Sunday, October 10, 2010

Scrapbooking

I went out to a scrapbooking supply sale today. No, I haven't lost my mind. A friend at work recommended the warehouse sale on the grounds that a bunch of stuff would be sold off below cost.

Now, I've never actually 'scrapbooked' as in made a scrapbook album according to the generally accepted rules. I've made an altered book, in which I've replaced references to, and pages of, forensic science with pictures and animations, texts and maps that relate to the Dead Weather's first album, Horehound, or to their first tour.

But making a good altered book depends on knowing what embellishments, tags and stamps are out there, so I went to this sale. I had a ball. The costs really were low, and there were grab-bags that promised "over $100 value - just $10", one of which I bought.
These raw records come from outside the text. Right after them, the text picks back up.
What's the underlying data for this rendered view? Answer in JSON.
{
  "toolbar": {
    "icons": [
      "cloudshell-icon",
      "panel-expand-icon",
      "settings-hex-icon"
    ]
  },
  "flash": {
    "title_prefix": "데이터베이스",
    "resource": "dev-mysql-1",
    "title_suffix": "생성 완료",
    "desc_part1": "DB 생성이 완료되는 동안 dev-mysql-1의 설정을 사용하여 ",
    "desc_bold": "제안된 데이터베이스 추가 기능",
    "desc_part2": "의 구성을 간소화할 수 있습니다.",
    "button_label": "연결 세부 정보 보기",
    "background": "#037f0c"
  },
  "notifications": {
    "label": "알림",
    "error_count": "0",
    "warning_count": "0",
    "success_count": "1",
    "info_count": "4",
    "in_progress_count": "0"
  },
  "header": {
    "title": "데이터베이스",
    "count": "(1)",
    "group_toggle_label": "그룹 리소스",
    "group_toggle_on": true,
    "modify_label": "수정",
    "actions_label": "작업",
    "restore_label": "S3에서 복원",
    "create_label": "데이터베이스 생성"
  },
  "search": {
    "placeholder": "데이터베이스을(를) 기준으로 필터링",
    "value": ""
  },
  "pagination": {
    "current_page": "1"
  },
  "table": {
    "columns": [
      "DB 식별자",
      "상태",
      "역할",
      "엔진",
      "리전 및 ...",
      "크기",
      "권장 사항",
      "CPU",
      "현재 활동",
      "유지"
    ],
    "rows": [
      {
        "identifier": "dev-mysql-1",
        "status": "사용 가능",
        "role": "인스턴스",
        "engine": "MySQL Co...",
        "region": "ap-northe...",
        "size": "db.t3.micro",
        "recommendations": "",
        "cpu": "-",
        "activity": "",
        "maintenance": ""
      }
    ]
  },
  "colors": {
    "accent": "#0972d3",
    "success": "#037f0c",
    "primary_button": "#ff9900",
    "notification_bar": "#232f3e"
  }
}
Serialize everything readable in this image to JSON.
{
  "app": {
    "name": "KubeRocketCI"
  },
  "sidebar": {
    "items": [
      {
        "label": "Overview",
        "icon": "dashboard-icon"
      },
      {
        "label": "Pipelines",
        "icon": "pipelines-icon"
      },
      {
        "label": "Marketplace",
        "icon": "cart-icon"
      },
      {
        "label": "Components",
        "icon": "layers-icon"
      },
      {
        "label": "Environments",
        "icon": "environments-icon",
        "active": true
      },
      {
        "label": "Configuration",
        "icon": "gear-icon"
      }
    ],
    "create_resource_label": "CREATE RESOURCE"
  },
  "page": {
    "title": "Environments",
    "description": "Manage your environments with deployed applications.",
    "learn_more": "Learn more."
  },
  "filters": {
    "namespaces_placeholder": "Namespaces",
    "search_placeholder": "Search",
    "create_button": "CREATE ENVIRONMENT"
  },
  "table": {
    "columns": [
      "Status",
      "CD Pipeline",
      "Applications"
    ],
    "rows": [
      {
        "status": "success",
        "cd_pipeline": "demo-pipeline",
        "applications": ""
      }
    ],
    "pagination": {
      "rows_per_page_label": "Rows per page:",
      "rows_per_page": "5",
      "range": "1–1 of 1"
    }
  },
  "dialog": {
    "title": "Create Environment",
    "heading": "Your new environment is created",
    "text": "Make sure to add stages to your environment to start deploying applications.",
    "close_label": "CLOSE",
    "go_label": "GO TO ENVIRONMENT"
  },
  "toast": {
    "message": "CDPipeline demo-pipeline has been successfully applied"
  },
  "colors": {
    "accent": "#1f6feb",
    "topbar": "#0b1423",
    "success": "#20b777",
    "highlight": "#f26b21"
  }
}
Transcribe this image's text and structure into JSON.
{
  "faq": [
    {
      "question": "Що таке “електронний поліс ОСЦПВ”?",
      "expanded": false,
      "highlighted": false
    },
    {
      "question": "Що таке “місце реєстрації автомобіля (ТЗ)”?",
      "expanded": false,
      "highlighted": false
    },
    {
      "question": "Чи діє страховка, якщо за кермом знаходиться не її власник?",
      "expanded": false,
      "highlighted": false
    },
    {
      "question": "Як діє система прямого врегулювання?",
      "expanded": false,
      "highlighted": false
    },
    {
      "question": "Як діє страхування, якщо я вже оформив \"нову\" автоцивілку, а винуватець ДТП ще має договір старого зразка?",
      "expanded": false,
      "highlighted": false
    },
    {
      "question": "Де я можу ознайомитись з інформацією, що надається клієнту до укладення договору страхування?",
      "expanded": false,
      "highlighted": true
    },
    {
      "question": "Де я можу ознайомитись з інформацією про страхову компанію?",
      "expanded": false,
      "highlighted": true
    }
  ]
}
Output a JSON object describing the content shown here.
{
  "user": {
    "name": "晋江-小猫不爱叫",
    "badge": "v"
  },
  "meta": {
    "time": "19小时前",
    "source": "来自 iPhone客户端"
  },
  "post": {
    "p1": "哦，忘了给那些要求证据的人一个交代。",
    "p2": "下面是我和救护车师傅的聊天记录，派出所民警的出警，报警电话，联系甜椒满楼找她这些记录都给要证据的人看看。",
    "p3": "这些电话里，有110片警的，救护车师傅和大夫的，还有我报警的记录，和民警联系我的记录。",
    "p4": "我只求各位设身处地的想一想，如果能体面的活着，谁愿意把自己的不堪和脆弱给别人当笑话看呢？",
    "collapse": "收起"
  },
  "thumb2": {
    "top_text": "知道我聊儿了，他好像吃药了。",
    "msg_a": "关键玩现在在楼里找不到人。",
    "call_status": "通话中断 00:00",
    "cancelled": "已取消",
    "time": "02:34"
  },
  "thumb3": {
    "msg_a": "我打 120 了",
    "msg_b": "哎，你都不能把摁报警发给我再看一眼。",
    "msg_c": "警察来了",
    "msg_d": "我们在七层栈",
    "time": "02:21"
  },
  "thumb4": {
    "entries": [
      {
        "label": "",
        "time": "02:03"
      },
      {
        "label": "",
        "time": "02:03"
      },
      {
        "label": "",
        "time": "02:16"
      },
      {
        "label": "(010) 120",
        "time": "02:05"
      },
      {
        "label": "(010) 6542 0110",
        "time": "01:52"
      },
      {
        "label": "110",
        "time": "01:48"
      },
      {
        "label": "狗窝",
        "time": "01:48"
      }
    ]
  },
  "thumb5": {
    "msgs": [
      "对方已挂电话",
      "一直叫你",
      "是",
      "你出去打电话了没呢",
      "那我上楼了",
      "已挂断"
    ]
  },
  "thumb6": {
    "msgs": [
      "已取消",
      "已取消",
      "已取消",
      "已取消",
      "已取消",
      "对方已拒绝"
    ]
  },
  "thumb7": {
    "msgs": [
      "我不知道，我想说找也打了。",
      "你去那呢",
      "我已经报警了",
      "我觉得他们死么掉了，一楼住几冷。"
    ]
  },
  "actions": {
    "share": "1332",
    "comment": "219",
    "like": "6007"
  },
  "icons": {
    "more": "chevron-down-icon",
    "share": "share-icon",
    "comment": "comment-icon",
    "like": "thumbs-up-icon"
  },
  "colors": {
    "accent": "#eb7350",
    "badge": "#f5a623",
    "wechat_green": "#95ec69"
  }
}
As I was classifying it this evening, though, it occurred to me that 75% will be thrown out, leaving me with a bare positive margin. (Unless, of course, I can negotiate a s swap.) The backgrounds and alphabets and beads are beautiful, but there are the annoying other 'themes' I'll never use. "I do." "My mother's the best." "Under the Sea." "It's a Girl!"

I guess I'll put all those into the garage sale box. In the meantime this has taught me something. Not everyone is like me. In fact, most women in Orange County are thinking about kids, marriage and how great their parents and alma mater are.

My company, for reasons best known to it, in what is otherwise a belt-tightening time, chose to have the Senior Leadership Team, including me, assessed by a personality profile (so far so common) which they are then following up with a two-hour interview by a licensed psychotherapist in order to discuss the results. What am I going to say to this guy - paid for by my company, not me? Am I going to ask him for help and advice? I don't think so. He's a minion of my boss. I'm going to keep very quiet about health, stress, alcohol and all the other performance factors one might name. And hope he goes away.

And this is where the scrapbook sale came in useful. Now I know that the pages I habitually discard are the 'normal' ones, the ones I should emphasize. When Mr. oops I mean Dr. Psychotherapy gets on the line, I'm going to talk to him about marriage, how great my parents are, what a blessing infant boys (and girls) are and what I did at my High School Prom. (I didn't go to a High School Prom, but he may not know that.)

That was worth $35, wasn't it? And the backgrounds are actually useful.